As shown above, if Social Security benefits get a 2.6% COLA in 2025, the average retiree would get an addition $50 per month.
The Social Security COLA forecast keeps getting bigger
As mentioned, the Social Security Administration cannot calculate the official 2025 COLA until Q3 CPI-W data is available. The Labor Department will not publish that information until Oct. 10, 2024, so the current forecast is subject to change.
In fact, TSCL has revised its forecast higher three times already this year, as detailed below.
In January, TSCL estimated that Social Security benefits would increase 1.4% in 2025.
In February, TSCL raised its COLA forecast to 1.8% after CPI-W inflation increased 2.9% in January.
In March, TSCL bumped its COLA forecast to 2.4% after CPI-W inflation accelerated to 3.1% in February.
In April, TSCL nudged its COLA forecast to 2.6% after CPI-W inflation accelerated to 3.5% in March.
In short, inflation has consistently topped expectations, so TSCL has repeatedly revised its COLA forecast higher. That may sound like good news, but there are two problems. First, CPI-W inflation in March exceeded the 3.2% COLA applied to benefits this year, meaning Social Security income lost buying power because it increased more slowly than consumer prices. That trend will persist for as long as CPI-W inflation remains above 3.2%.
Second, CPI-W inflation may understate the financial pressure on Social Security beneficiaries. I say that because the CPI-W tracks prices based on the spending patterns of workers, but workers spend money differently from retirees on Social Security. For instance, retirees usually spend more on housing — think insurance, rent, and utilities — and that spending category has been hit particularly hard by inflation.
We can see the impact of rapidly rising household expenses by examining the CPI-E, a metric that tracks prices based on the spending patterns across the 62-and-older population. The CPI-E increased 3.5% in January, 3.4% in February, and 3.7% in March.
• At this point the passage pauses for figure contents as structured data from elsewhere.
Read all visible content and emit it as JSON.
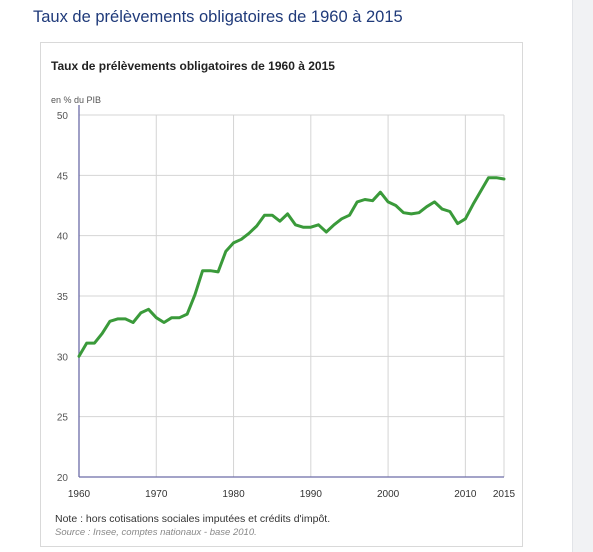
{
  "page": {
    "title": "Taux de prélèvements obligatoires de 1960 à 2015"
  },
  "chart_data": {
    "type": "line",
    "title": "Taux de prélèvements obligatoires de 1960 à 2015",
    "ylabel": "en % du PIB",
    "xlim": [
      1960,
      2015
    ],
    "ylim": [
      20,
      50
    ],
    "x_ticks": [
      1960,
      1970,
      1980,
      1990,
      2000,
      2010,
      2015
    ],
    "y_ticks": [
      20,
      25,
      30,
      35,
      40,
      45,
      50
    ],
    "grid": true,
    "line_color": "#3a9a3a",
    "series": [
      {
        "x": [
          1960,
          1961,
          1962,
          1963,
          1964,
          1965,
          1966,
          1967,
          1968,
          1969,
          1970,
          1971,
          1972,
          1973,
          1974,
          1975,
          1976,
          1977,
          1978,
          1979,
          1980,
          1981,
          1982,
          1983,
          1984,
          1985,
          1986,
          1987,
          1988,
          1989,
          1990,
          1991,
          1992,
          1993,
          1994,
          1995,
          1996,
          1997,
          1998,
          1999,
          2000,
          2001,
          2002,
          2003,
          2004,
          2005,
          2006,
          2007,
          2008,
          2009,
          2010,
          2011,
          2012,
          2013,
          2014,
          2015
        ],
        "y": [
          30.0,
          31.1,
          31.1,
          31.9,
          32.9,
          33.1,
          33.1,
          32.8,
          33.6,
          33.9,
          33.2,
          32.8,
          33.2,
          33.2,
          33.5,
          35.1,
          37.1,
          37.1,
          37.0,
          38.7,
          39.4,
          39.7,
          40.2,
          40.8,
          41.7,
          41.7,
          41.2,
          41.8,
          40.9,
          40.7,
          40.7,
          40.9,
          40.3,
          40.9,
          41.4,
          41.7,
          42.8,
          43.0,
          42.9,
          43.6,
          42.8,
          42.5,
          41.9,
          41.8,
          41.9,
          42.4,
          42.8,
          42.2,
          42.0,
          41.0,
          41.4,
          42.6,
          43.7,
          44.8,
          44.8,
          44.7
        ]
      }
    ],
    "note": "Note : hors cotisations sociales imputées et crédits d'impôt.",
    "source": "Source : Insee, comptes nationaux - base 2010."
  }
}
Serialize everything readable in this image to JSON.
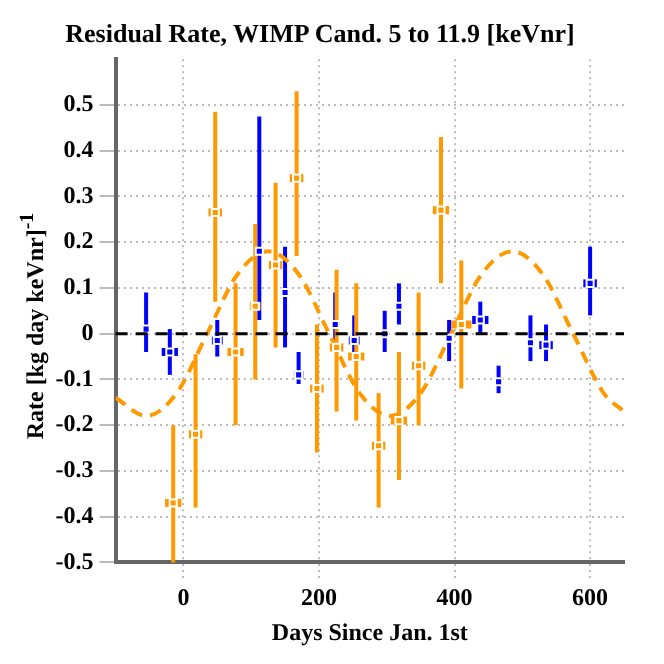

In other words, the CPI-E has increased faster than the CPI-W in every month this year, so CPI-W inflation may understate the financial pressure on retired workers and other Social Security recipients.
Here’s the bottom line: The Social Security Administration is still several months away from calculating the official 2025 COLA, but prices are currently increasing faster than benefits, so retired workers and other Social Security beneficiaries should do what they can to minimize unnecessary spending.
Additionally, a little extra income could go a long way in the current economic environment. That doesn’t necessarily mean getting a part-time job. With interest rates at their highest level in decades, certain high-yield savings accounts look particularly attractive.